On 12/09/2014 11:27 AM, David Sterba wrote:
>> > Today the lvm-snapshot and btrfs behave very poor: it is not
>> > predictable which device is pick (the original or the snapshot). 
>> > These patch *avoid* most problems skipping the snapshots, which
>> > to me seems a reasonable default.
>> > For the other case the user is still able to mount any disks
>> > [combination] passing them directly via command line (
>> > mount /dev/sdX -o device=/dev/sdY,device=/dev/sdz...  );

> Beware that passing 'device' does not mean that btrfs will use that
> device to assemble the filesystem. It only says to scan the device the
> same way any preceding 'btrfs dev scan' would do.

I thought a bit about your sentence, but I was unable to understand
the difference. Could you describe a case where it is different ?

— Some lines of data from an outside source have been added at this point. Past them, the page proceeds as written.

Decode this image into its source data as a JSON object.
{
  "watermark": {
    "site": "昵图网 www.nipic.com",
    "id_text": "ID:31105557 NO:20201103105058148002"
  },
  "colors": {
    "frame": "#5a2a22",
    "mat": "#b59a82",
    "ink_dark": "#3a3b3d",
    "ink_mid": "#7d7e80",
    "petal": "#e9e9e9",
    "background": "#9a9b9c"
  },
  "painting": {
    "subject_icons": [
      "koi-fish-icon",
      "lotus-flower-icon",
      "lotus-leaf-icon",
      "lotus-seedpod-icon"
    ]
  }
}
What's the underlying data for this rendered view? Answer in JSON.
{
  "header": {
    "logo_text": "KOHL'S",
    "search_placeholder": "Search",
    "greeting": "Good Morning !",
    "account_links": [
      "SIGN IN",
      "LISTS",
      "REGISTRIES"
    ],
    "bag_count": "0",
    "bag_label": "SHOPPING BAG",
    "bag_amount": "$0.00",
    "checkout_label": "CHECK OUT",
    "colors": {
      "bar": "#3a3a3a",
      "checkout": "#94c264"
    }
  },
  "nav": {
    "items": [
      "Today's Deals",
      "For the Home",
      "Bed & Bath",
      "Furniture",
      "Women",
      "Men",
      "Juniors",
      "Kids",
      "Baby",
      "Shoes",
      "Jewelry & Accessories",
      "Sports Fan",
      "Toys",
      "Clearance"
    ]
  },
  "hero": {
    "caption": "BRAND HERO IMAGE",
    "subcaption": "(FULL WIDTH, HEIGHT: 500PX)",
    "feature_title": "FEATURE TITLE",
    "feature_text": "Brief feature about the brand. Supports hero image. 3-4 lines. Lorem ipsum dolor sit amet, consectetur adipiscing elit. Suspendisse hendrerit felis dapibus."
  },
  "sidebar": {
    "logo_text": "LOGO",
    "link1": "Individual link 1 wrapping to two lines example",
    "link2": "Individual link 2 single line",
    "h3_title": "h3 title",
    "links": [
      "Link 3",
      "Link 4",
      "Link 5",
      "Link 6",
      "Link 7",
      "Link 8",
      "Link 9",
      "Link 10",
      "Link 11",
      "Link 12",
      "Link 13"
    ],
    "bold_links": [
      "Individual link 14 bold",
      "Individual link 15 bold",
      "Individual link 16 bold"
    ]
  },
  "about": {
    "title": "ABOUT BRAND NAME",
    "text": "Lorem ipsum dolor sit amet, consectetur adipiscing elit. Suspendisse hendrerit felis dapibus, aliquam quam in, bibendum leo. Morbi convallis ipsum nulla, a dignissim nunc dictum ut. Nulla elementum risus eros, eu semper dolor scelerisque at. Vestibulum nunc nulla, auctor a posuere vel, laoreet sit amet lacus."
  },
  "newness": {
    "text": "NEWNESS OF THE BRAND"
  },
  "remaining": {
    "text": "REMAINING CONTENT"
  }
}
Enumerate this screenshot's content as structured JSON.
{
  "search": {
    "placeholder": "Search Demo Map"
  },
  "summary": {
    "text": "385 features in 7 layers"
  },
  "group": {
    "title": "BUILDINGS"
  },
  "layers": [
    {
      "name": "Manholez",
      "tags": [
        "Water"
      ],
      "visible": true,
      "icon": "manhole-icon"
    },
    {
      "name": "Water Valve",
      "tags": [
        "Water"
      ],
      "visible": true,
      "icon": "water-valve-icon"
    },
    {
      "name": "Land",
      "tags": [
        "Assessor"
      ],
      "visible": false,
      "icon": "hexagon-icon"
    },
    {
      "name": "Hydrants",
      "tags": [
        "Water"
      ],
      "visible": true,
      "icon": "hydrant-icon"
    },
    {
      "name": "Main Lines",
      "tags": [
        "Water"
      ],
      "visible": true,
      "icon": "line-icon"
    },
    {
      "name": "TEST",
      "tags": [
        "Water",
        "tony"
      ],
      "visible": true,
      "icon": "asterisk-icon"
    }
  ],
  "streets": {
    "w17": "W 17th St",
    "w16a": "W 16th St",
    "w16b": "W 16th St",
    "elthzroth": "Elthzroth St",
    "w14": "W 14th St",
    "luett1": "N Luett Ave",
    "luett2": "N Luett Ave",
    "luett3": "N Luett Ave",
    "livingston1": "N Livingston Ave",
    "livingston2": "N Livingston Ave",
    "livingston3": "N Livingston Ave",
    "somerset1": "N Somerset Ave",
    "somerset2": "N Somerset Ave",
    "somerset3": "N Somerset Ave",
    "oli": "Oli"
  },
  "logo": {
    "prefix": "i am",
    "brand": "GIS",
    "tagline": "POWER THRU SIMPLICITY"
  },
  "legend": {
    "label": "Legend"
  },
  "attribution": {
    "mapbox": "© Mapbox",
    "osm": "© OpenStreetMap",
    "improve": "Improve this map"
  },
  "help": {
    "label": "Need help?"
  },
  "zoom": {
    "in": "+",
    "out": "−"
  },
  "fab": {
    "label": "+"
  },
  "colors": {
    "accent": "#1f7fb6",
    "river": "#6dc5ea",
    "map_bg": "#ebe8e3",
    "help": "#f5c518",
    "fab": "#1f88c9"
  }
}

I have quite clear that "btrfs scan <dev>" and "mount -o device=<dev>"
do the same thing: these fill a table with the devices information 
grouped by fsid. Then the kernel uses this table as hint to pick 
the devices for a filesystem. So except some strange case 
(like device "hot" removed) this shouldn't make any difference... 
Or not ?

The point is that when a btrfs scan is ran asynchronously,
a snapshot "may" hide the origin volume. Where the word
"may" means that it is not predictable. Passing the device solve only
this point: it becomes predictable which device is used.